Bonjour Anh,
Pour répondre à votre question, un petit bond dans le passé s’impose.
En réponse à l’annexion de la Crimée, en 2014, l’Union européenne (UE) et les Etats-Unis ont adopté une salve de sanctions à l’égard de Moscou. Les actifs détenus par des personnalités russes ont été gelés, des compagnies pétrolières et des banques russes se sont également vu couper l’accès aux financements occidentaux. En outre, les exportations d’armes et de technologie à usage militaire vers la Russie sont interdites.
Face à ces sanctions, Moscou a opéré deux transformations : la première, c’est une « russification de son économie », c’est-à-dire un recours accru aux ressources domestiques. La seconde, c’est une nouvelle politique économique étrangère, cherchant à élargir les relations avec les nations non occidentales – dont la Chine.
Cela vaut pour toute son économie, y compris sa production d’armes. Après les sanctions de 2014, une entreprise chinoise a ainsi remplacé la firme allemande MTU pour fournir à la marine russe les moteurs diesel qui équipent les patrouilleurs de classe Grachonok. La Russie est donc relativement déjà prête à assumer le remplacement de ses armes classiques.
Cela dit, le régime de sanctions de l’UE décidé en 2014 permettait quelques écarts, notamment concernant l’exportation vers la Russie de biens à double usage, définis par Bercy comme des « biens et les équipements – y compris les technologies, logiciels, le savoir-faire immatériel ou intangible – susceptibles d’avoir une utilisation tant civile que militaire ou pouvant, entièrement ou en partie, contribuer au développement, à la production, au maniement, au fonctionnement, à l’entretien, au stockage, à la détection, à l’identification, à la dissémination d’armes de destruction massive ».

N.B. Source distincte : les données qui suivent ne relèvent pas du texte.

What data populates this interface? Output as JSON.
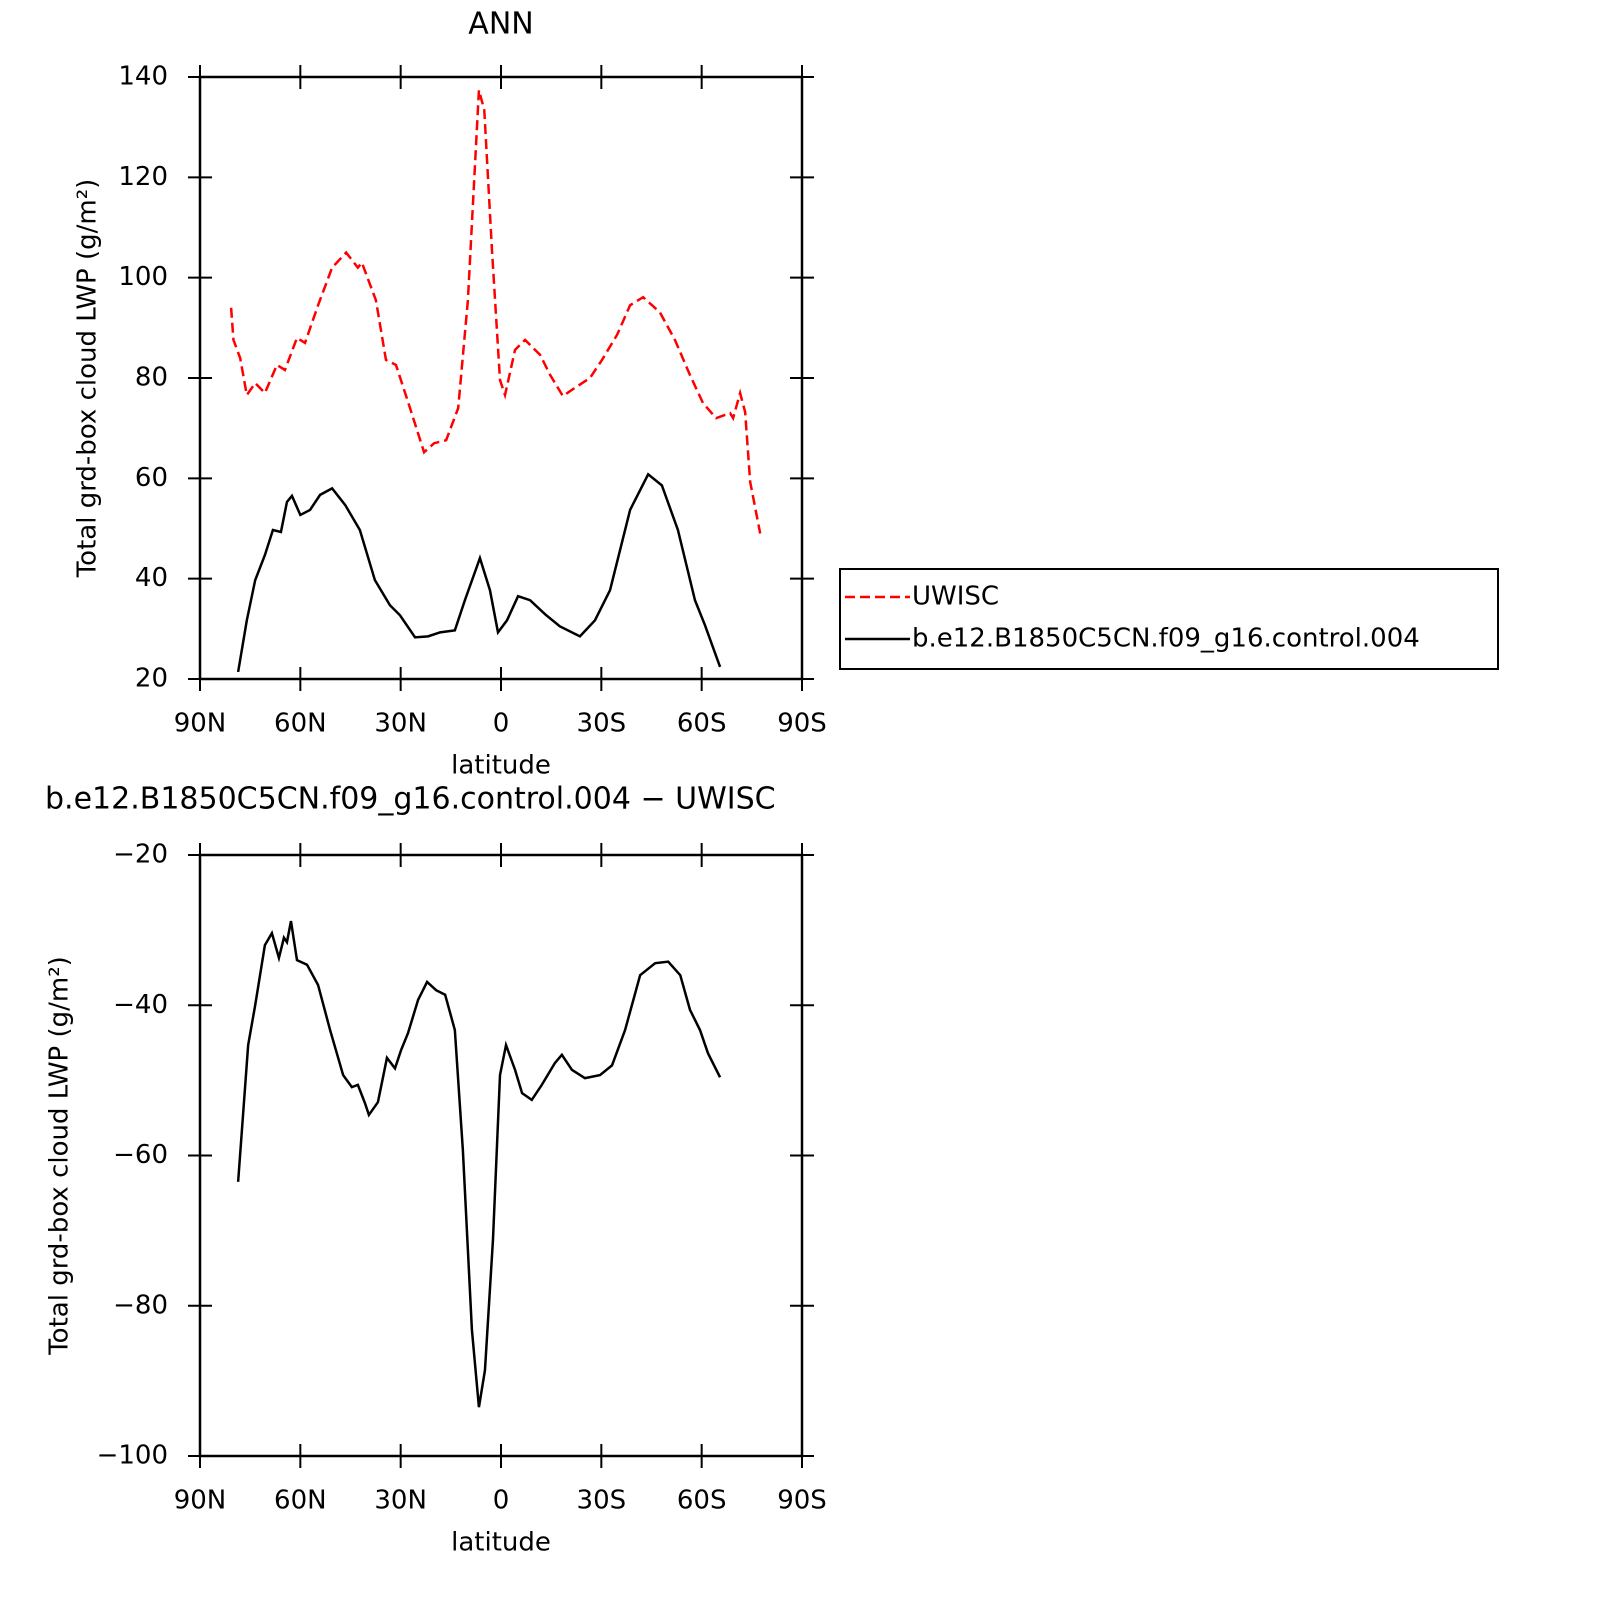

En 2020, l’Allemagne exportait ainsi 366 millions d’euros de biens à double usage à la Russie, son quatrième client. En théorie, les licences d’exportation étaient délivrées parce que les utilisateurs finaux étaient civils, mais on retrouve ces produits dans des systèmes militaires, comme les drones Orlan-10, utilisés par l’armée russe pour des opérations de reconnaissance dans le Donbass, en appui à son artillerie.
Désormais, les nouvelles sanctions décidées par l’UE éliminent toute distinction entre utilisateurs civils et militaires pour ne plus retenir comme critère que la nature du bien transféré. La Russie ne pourra donc pas remplacer à court terme ces systèmes de guidage de drones.